The estate planning attorneys at Groth & Associates can help you explore your goals and draft a legally sound solution that fits your family's unique needs. Preparing for death or disability is an uncomfortable but necessary task, made easier with the right lawyer. Groth & Associates practices in all areas of estate planning, including preparation of trusts, wills and the administration of estates. The attorneys at Groth & Associates will take the time to explain the sometimes confusing terms and options in planning for your future. Please see some frequently asked questions below.
What are the purposes of an estate plan?
The purposes of an estate plan is to plan for the management and disposition of your property while you are alive and after your death; and plan your health care if you become unable to take care of yourself.
What does a will do?
A will provides for the distribution of property owned by you at the time of your death in any manner you choose.
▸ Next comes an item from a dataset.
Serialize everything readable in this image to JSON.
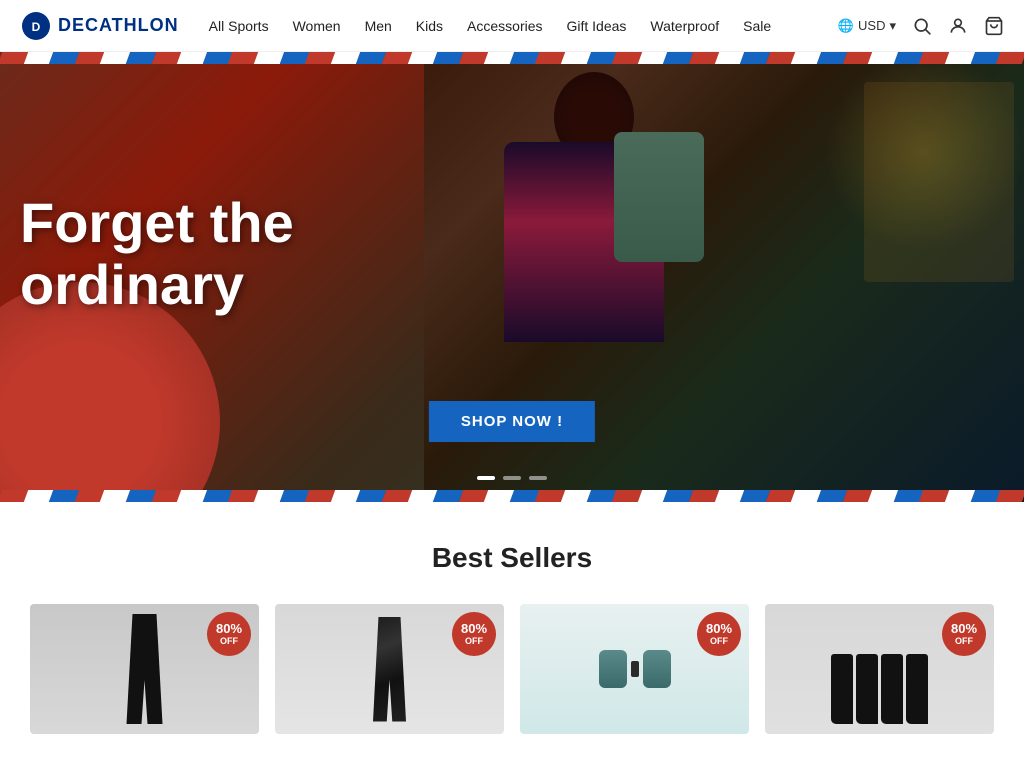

Your will cannot, however, govern the disposition of properties that pass outside your probate estate (such as certain joint property, life insurance, retirement plans and employee death benefits) unless they are payable to your estate.
How do you execute a will?
Wills are signed in the presence of witnesses and certain formalities must be observed. A later amendment to a will is called a codicil and must be signed with the same formalities. In many states, a will that is formally executed with the signatures notarized is deemed to be self proved and may be admitted to probate without testimony of witnesses or other additional proof.
What is a trust?
The term trust describes the holding of property by a trustee (which may be one or more persons or a corporate trust company or bank) in accordance with the provisions of a written trust instrument for the benefit of one or more persons called beneficiaries. A person may be both a trustee and a beneficiary of the same trust.